General purpose finite-element analysis has proven itself very successful at finding stresses in structures if you assume a steady load. But wind turbines present a range of engineering challenges that arise from large displacements, non-linear material properties, and time varying loads from air flows, conditions which challenge general purpose structural analysis. For these applications it is often better to investigate a multiphysics approach using Computational Fluid Dynamics combined with structural and multibody dynamics solvers to arrive at a solution. The general trend for the industry is to model every possible element in a wind farm development, from the financials to structures to finding the best turbine layout across proposed terrain. Because of this brief space, let’s look at three engineering areas.
CFD software traditionally assisted with aircraft design. But recent trends are toward a wide range of specialized and focused simulation applications that assist with tasks such as composite blade optimization, and dynamic studies of blade and tower assemblies. The wind industry has also encouraged development of software for detailed rotor aerodynamics, wake predictions, and vortex induced vibration from offshore platforms and vortex induced motion.
“Multi-physics simulations are an emerging capability within computational fluid dynamics,” says Altair Engineering’s senior CFD analyst and Program Manager, David Corson. “Historically, CFD software focused on predicting fluid and thermal transport. Recent advances let us include additional physics into the simulation flow field. One area with significant implication for wind-turbine design is Fluid-Structure Interaction. For instance, as turbine blades are designed longer and use new materials, deflection under wind load becomes increasingly important. In high wind, for instance, a blade could deflect enough to hit the tower. But will it? This software can give a good indication. Turbine designers must also consider how a blade’s aerodynamic performance changes with deflection, and then fatigue concerns arising from blade deflections,” says Corson.

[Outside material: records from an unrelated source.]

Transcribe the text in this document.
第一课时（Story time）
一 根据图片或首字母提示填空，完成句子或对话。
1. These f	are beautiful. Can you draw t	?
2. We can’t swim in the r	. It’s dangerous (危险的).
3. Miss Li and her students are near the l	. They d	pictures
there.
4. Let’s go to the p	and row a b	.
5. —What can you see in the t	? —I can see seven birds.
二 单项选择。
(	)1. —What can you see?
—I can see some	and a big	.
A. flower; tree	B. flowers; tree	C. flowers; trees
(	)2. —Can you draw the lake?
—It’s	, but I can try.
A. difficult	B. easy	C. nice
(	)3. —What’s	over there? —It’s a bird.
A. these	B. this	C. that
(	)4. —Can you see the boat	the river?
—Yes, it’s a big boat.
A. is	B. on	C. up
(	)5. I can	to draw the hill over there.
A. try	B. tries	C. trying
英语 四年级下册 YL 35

Few CFD solvers contain techniques for simulating such behavior in wind turbines. One possible approach to solving this problem utilizes a modal analysis of the wind turbine. Wind loading on blades (the fluid and structure) provides excitation of various vibration modes of the blades, and the resulting deformation is the sum of each modal contribution. All fluid and structural computations are performed by the CFD solver, so there is no run-time coupling of the solver to external codes. A second technique that works well for larger (nonlinear) bending applications, involves run-time coupling to external structural dynamics codes, yielding a coupled Fluid-Structure Interaction method. “This lets users couple the CFD software to a preferred structural solver,” says Corson. Specialized coupling algorithms handle the interpolation between dissimilar meshes (between structural model and fluid model) and communication requirements. Programs of this sort often allow running structural and CFD codes on different computers using different operating systems.
Offshore wind turbines prompt additional questions because they sit on towers driven deep into the ocean floor. “Strong currents can produce vortex-induced vibration and motion of risers and platforms. This leads to fatigue damage or sea bed erosion,” says Altair Engineering Energy Industry spokesperson, Shing Pan. “Experience with offshore oil platforms lets software such as AcuSolve provide validated solutions in this area to help predict tower stresses from wave motion and vortex action. The software helps optimize designs by taking into account changes in current speed and direction that often vary with depth.”
Simulation software has been developed to analyze a wide range of effects, such as wave motion, multiple structures, riser shapes, and motions including nonlinear response. What’s more, the software can tell of interactions with sea bottom and other complex problems, and transient-turbulent processes including boundary layer phenomena, separation, and free shear of wakes.
Other areas in which CFD provides insight include the aerodynamics of steady, transient, and moving rotors; siting studies that allow examining macro, micro and wake predictions; and just as important are noise predictions from high resolution transient simulations. Simulation software can also assist with the best practices and the design of experiments.
Software for designing the layout of wind farms is also going under frequent upgrades. Commercially available programs allow inputting information such as terrain models, historic wind data, performance graphs of selected turbines, and location identifiers. The software then considers wake effects and wind probabilities to calculate annual power outputs from each turbine and the entire farm. Adjusting locations allows finding a layout with the maximum payout.